Now we meet our first villain, Nichole. She is from the Gold Coast and looks like a knock off Victoria’s Secret model, by which I mean she is generic, blonde and skinny. She enters on a motorbike, and seems to want us to know that she is Not Like Other Girls. She also doesn’t seem to want to be on the show, basically informing us that the producers have included her solely to create drama.

Vakoo is next, practising introducing herself in the limo. This is endearingly awkward. She discards her practised introduction and walks in on a red carpet (she’s a model). This is a bit odd, but redeemed by the fact that she forces Matt to also do a model walk, and he’s atrocious at it. Now we have Emma, who plans her wedding out loud to Matt. She is the season’s designated clinger and she loves to love, apparently.

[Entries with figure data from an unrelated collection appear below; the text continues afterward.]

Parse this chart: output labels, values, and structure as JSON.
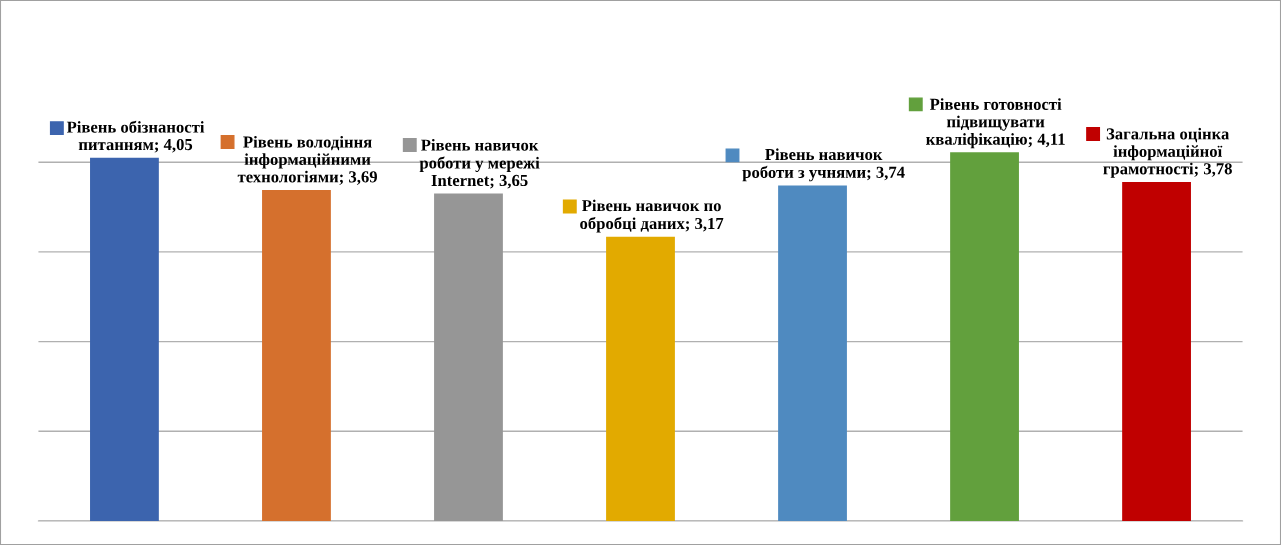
{
  "chart_data": {
    "type": "bar",
    "categories": [
      null,
      null,
      null,
      null,
      null,
      null,
      null
    ],
    "values": [
      4.05,
      3.69,
      3.65,
      3.17,
      3.74,
      4.11,
      3.78
    ],
    "colors": [
      "#3c64ae",
      "#d5702d",
      "#969696",
      "#e2aa00",
      "#4f8ac0",
      "#62a03d",
      "#c00000"
    ],
    "value_labels": [
      "Рівень обізнаності\nпитанням; 4,05",
      "Рівень володіння\nінформаційними\nтехнологіями; 3,69",
      "Рівень навичок\nроботи у мережі\nInternet; 3,65",
      "Рівень навичок по\nобробці даних; 3,17",
      "Рівень навичок\nроботи з учнями; 3,74",
      "Рівень готовності\nпідвищувати\nкваліфікацію; 4,11",
      "Загальна оцінка\nінформаційної\nграмотності; 3,78"
    ],
    "yticks": [
      {
        "value": 0,
        "label": null
      },
      {
        "value": 1,
        "label": null
      },
      {
        "value": 2,
        "label": null
      },
      {
        "value": 3,
        "label": null
      },
      {
        "value": 4,
        "label": null
      }
    ],
    "grid": "y",
    "legend": false
  }
}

Some more misc blondes and a Cat II called Cassandra (she’s a jewellery designer). Then we have Sogand, who teaches Matt to say “marry me” in Persian but doesn’t tell him what it means. Now we have Elly, my namesake, who I feel obliged to like. She toasts marshmallows with Matt and is happy when he knows about her hometown of Parkes. She feels like they have a massive spark, but that is maybe just the campfire.

Now for our arch-villainess, Rachael, a “hot young bride” with a fantastic cosmetic surgeon. She’s somewhere between a porcelain doll and a child pageant queen and we know she’s going to be an excellent commentator until she gets dramatically kicked out. She brings her friend Tonya as an accessory who Matt appears to like better. She enters the mansion and immediately starts shit about not thinking Matt is hot. She proceeds to judge Abbie for being too keen on Matt too early, but, girl, you arrived in a wedding dress.

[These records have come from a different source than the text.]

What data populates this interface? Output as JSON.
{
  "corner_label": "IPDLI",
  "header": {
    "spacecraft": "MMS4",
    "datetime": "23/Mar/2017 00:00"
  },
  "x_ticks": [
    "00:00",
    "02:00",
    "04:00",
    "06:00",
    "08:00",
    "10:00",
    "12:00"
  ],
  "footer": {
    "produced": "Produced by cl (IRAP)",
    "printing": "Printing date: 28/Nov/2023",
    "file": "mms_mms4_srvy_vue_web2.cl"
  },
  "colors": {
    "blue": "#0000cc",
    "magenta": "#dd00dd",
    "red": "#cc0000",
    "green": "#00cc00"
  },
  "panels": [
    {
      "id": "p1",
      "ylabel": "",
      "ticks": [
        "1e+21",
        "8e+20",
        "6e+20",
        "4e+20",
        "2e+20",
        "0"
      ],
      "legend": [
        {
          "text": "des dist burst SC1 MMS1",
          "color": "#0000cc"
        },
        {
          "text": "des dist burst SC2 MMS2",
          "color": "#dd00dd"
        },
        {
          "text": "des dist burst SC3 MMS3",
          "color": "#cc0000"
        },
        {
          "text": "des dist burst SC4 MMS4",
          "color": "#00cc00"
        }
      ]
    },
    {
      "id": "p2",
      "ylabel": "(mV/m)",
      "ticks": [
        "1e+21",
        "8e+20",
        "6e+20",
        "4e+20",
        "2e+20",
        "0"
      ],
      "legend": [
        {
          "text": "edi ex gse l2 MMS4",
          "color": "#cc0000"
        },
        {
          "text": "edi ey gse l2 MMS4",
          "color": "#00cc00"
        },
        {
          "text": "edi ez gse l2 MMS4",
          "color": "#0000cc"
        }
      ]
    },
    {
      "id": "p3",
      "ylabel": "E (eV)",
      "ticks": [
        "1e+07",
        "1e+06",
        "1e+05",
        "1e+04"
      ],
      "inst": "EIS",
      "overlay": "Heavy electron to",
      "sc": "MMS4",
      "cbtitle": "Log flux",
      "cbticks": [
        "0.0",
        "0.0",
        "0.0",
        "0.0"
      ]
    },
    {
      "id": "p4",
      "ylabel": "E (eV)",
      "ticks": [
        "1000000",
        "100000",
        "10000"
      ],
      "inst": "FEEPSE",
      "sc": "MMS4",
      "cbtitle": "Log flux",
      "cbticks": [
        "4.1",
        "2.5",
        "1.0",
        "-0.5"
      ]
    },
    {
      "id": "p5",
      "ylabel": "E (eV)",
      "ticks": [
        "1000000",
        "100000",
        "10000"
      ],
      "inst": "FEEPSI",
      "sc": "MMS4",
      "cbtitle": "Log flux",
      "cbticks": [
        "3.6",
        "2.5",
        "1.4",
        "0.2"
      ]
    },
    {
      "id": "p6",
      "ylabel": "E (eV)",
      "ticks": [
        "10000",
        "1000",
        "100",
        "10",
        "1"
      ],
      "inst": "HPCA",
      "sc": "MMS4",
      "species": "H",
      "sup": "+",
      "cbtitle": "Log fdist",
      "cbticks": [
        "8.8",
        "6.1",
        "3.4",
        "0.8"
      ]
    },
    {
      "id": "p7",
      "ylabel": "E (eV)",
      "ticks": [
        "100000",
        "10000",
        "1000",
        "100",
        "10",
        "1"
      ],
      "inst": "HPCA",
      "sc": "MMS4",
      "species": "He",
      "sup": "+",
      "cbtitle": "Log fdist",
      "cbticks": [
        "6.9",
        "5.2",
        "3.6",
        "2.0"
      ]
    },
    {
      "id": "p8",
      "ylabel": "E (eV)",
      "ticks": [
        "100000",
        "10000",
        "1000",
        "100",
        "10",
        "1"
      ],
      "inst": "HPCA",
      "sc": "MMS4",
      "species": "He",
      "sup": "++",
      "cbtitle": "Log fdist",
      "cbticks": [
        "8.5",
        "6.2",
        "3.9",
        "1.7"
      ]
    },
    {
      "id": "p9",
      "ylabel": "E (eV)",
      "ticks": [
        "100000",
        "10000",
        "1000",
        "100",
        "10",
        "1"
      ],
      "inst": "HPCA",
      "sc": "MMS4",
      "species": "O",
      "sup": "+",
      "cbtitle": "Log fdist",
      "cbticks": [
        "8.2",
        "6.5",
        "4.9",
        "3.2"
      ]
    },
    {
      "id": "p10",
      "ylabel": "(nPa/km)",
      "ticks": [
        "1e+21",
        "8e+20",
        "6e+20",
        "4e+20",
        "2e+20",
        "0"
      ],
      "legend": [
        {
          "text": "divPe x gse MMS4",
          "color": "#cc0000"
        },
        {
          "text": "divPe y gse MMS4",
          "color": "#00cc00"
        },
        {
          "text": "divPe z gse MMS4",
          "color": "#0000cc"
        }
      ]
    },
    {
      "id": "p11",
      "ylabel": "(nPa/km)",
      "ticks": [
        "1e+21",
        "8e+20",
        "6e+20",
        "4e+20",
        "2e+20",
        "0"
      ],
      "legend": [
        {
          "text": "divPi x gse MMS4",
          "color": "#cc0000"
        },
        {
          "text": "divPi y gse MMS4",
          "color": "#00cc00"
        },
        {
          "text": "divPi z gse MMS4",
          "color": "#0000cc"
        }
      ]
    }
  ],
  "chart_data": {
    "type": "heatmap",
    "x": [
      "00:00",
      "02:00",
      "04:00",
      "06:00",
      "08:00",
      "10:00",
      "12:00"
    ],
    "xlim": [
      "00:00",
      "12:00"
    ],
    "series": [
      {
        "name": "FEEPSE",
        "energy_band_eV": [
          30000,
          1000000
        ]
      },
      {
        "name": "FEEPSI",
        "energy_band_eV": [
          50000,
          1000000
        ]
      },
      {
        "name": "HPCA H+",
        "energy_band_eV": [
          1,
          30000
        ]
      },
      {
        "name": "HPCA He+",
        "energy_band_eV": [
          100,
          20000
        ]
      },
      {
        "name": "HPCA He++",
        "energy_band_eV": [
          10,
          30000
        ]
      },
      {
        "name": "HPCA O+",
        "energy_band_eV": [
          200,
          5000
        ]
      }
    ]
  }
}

Osher introduces a Bachelor-first gimmick of a Golden Ticket, which allows one of the girls to go to Melbourne with Matt. This makes contestants frantically interrupt each others’ fake deep conversations (which sound like a J Cole interlude, according to my boyfriend). The resulting mess is described as “like a feeding pen” and “lots of girls left, right and centre trying to grab him” (he has bipartisan support).

Amid the frenzy, there is confusion about Matt’s job. Vakoo can’t pronounce it. Bridezilla has no idea what it is. This collection of models, wellness coaches, and influencers are bemused by a job requiring qualifications. Sogand, who’s an engineer, looks disgusted.

Elly, who we now conclude is a sweetheart, nobly refuses to interrupt other girl’s conversations, and in doing so gets a proper length convo with Matt after things have calmed down. They talk about cooking and nursing. It is very wholesome. The producers try to generate fake suspense that clinger Emma will get the golden ticket, but it unsurprisingly goes to Ellie. Mary hopes she’s not a good kisser.

At the rose ceremony, Keely and Sophie go home. We are not sad because they were pretty irrelevant. Rachel miraculously stays, and Emma is relieved to get a rose because she is in love. Pleasingly, Elly, Chelsie, and Sogand are the first three to get roses. The world is as it should be.

Weirdest line: Vakoo describing Matt as a 3 layer chocolate cake which she wants to taste (that’s a bit forward).

Episode score: 7 out of 10. Elly gets the recognition she deserves but the drama is still lukewarm.